Steps for Using the Exa Python SDK

  • 1

    Visit aichatonline.org for a free trial without login, no need for ChatGPT Plus.

  • 2

    Install the Exa Python SDK by running `pip install exa-py` in your terminal. Ensure you have Python 3.7+ installed.

  • 3

    Obtain your API key from the Exa platform and initialize the SDK in your Python environment with `Exa(key='YOUR_API_KEY')`.

  • 4

    Construct Exa-style search queries for optimal results. Use `use_autoprompt=True` for standard searches or craft precise Exa queries for specific needs.

  • 5

    Leverage the `search`, `find_similar`, and `contents` methods to retrieve search results, find similar content, and get page details efficiently.

  • Research
  • SEO Analysis
  • Trend Tracking
  • Content Discovery
  • Media Monitoring

Exa Python SDK Guide Q&A

  • What is the main purpose of the Exa Python SDK?

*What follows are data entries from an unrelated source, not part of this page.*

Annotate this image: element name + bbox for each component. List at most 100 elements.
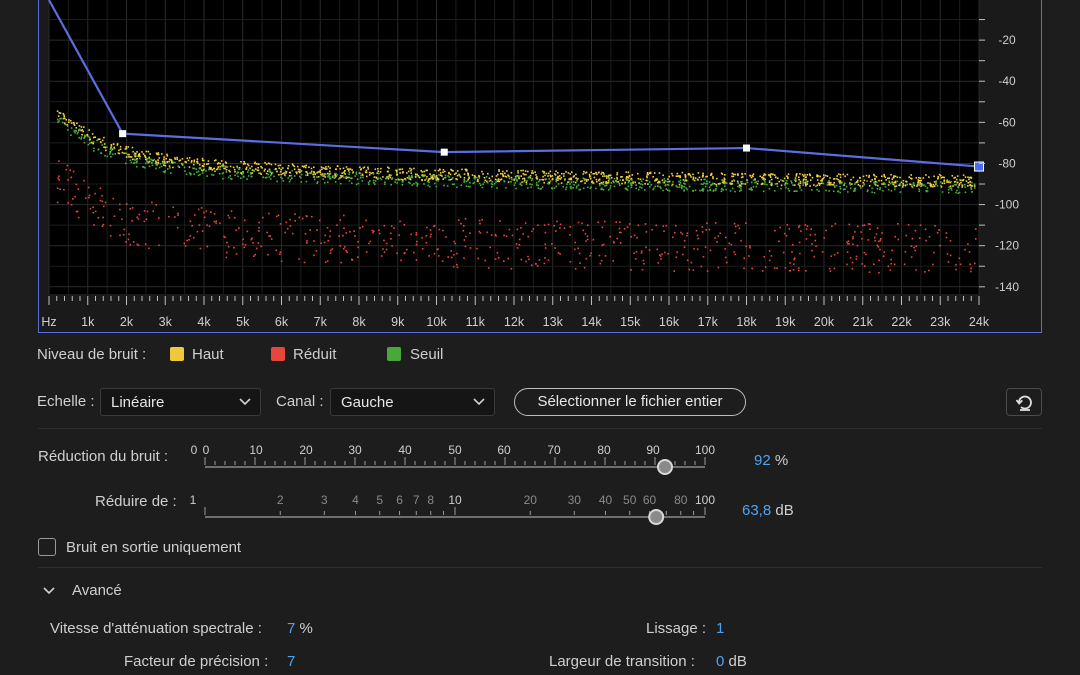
- spectrum-plot[interactable]: -20-40-60-80-100-120-140Hz 1k 2k 3k 4k 5k 6k 7k…: [39, 0, 1043, 333]
- noise-dot: [77, 188, 80, 190]
- noise-dot: [585, 240, 587, 242]
- noise-dot: [694, 189, 697, 191]
- noise-dot: [335, 172, 337, 175]
- noise-dot: [310, 170, 313, 173]
- noise-dot: [217, 166, 219, 168]
- spectral-decay-readout[interactable]: 7 %: [287, 620, 313, 637]
- noise-dot: [127, 238, 130, 241]
- noise-dot: [383, 251, 386, 253]
- noise-dot: [724, 256, 727, 259]
- noise-dot: [421, 248, 424, 250]
- noise-dot: [119, 208, 121, 211]
- precision-value[interactable]: 7: [287, 653, 295, 670]
- noise-dot: [75, 210, 78, 213]
- noise-dot: [135, 152, 137, 155]
- noise-reduction-slider[interactable]: [200, 455, 710, 479]
- noise-reduction-slider-handle[interactable]: [657, 459, 673, 475]
- noise-dot: [799, 180, 802, 183]
- noise-dot: [582, 187, 585, 190]
- noise-reduction-readout[interactable]: 92 %: [754, 452, 788, 469]
- noise-dot: [357, 256, 359, 258]
- noise-dot: [253, 255, 255, 257]
- noise-dot: [819, 182, 821, 185]
- noise-dot: [619, 179, 622, 181]
- noise-dot: [313, 178, 316, 181]
- noise-dot: [702, 188, 705, 190]
- select-entire-file-button[interactable]: Sélectionner le fichier entier: [514, 388, 746, 416]
- reduce-by-value[interactable]: 63,8: [742, 502, 771, 519]
- noise-dot: [112, 143, 115, 145]
- noise-dot: [382, 248, 384, 250]
- noise-dot: [270, 163, 273, 166]
- noise-dot: [878, 179, 880, 182]
- output-noise-only-checkbox[interactable]: [38, 538, 56, 556]
- noise-dot: [879, 239, 881, 242]
- noise-dot: [421, 179, 423, 182]
- noise-spectrum-graph[interactable]: -20 -40 -60 -80 -100 -120 -140 Hz 1k 2k 3k 4k 5k 6k 7k…: [38, 0, 1042, 333]
- noise-dot: [863, 183, 866, 186]
- noise-dot: [882, 190, 884, 192]
- noise-dot: [617, 180, 620, 183]
- noise-dot: [99, 141, 102, 143]
- channel-select[interactable]: Gauche: [330, 388, 495, 416]
- noise-dot: [274, 168, 277, 171]
- db-tick-label: -60: [998, 115, 1016, 129]
- noise-reduction-value[interactable]: 92: [754, 452, 771, 469]
- noise-dot: [719, 182, 721, 185]
- reduce-by-slider-handle[interactable]: [648, 509, 665, 525]
- noise-dot: [961, 184, 963, 186]
- scale-select[interactable]: Linéaire: [100, 388, 261, 416]
- noise-dot: [142, 166, 144, 168]
- noise-dot: [278, 167, 281, 169]
- noise-dot: [426, 226, 428, 229]
- noise-dot: [894, 185, 896, 188]
- noise-dot: [102, 205, 105, 208]
- noise-dot: [83, 126, 85, 128]
- noise-dot: [162, 161, 165, 163]
- noise-dot: [731, 175, 733, 178]
- chevron-down-icon[interactable]: [43, 587, 55, 595]
- noise-dot: [705, 229, 707, 231]
- noise-dot: [247, 171, 249, 173]
- noise-dot: [933, 175, 935, 178]
- noise-dot: [751, 188, 753, 191]
- advanced-section-title[interactable]: Avancé: [72, 582, 122, 599]
- noise-dot: [716, 241, 718, 243]
- noise-dot: [78, 125, 81, 127]
- curve-handle[interactable]: [119, 130, 127, 138]
- noise-dot: [555, 230, 557, 232]
- reset-button[interactable]: [1006, 388, 1042, 416]
- reduce-by-slider[interactable]: [200, 505, 710, 529]
- transition-width-readout[interactable]: 0 dB: [716, 653, 747, 670]
- transition-width-value[interactable]: 0: [716, 653, 724, 670]
- noise-dot: [389, 176, 392, 179]
- smoothing-value[interactable]: 1: [716, 620, 724, 637]
- reduce-by-readout[interactable]: 63,8 dB: [742, 502, 794, 519]
- noise-dot: [890, 262, 893, 265]
- noise-dot: [918, 190, 920, 192]
- noise-dot: [57, 118, 59, 121]
- noise-dot: [287, 177, 289, 179]
- noise-dot: [558, 177, 560, 180]
- noise-dot: [863, 179, 866, 182]
- noise-dot: [503, 180, 505, 182]
- noise-dot: [781, 179, 784, 182]
- noise-dot: [174, 216, 176, 218]
- curve-handle[interactable]: [743, 144, 750, 152]
- noise-dot: [529, 174, 532, 177]
- noise-dot: [170, 161, 173, 164]
- noise-dot: [390, 238, 392, 240]
- noise-dot: [708, 181, 711, 183]
- curve-handle[interactable]: [440, 148, 448, 156]
- noise-dot: [654, 179, 656, 182]
- noise-dot: [80, 138, 82, 140]
- noise-dot: [210, 211, 212, 213]
- noise-dot: [853, 188, 856, 190]
- noise-dot: [310, 172, 312, 175]
- output-noise-only-label[interactable]: Bruit en sortie uniquement: [66, 539, 241, 556]
- noise-dot: [879, 248, 881, 251]
- noise-dot: [761, 270, 764, 272]
- spectral-decay-value[interactable]: 7: [287, 620, 295, 637]
- noise-dot: [469, 247, 472, 249]
- noise-dot: [904, 184, 907, 187]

    The Exa Python SDK allows developers to interact with the Exa Search API, enabling them to perform neural search, retrieve content, and find similar pages programmatically within their Python applications.

  • How do I create an effective search query with the Exa SDK?

    For standard searches, enable `use_autoprompt=True` to convert traditional queries into Exa-optimized ones. For more specific searches, craft your queries in a way that mimics how users would share content online, focusing on key descriptions.

  • Can I customize the search results by domain or date?

    Yes, the SDK supports customization of search results by specifying domains to include or exclude, as well as setting date ranges for crawled or published content using options like `include_domains`, `start_crawl_date`, and `end_published_date`.

  • How can I retrieve the full content of a webpage using Exa?

    Use the `contents` method by passing document IDs or URLs. You can also specify options such as `text` for the full text and `highlights` for key snippets, ensuring you get the most relevant information from the page.

  • What are some common use cases for the Exa SDK?

    Common use cases include academic research, content curation, media monitoring, SEO analysis, and trend tracking. The SDK’s ability to perform high-quality neural searches makes it ideal for any application needing precise and relevant content discovery.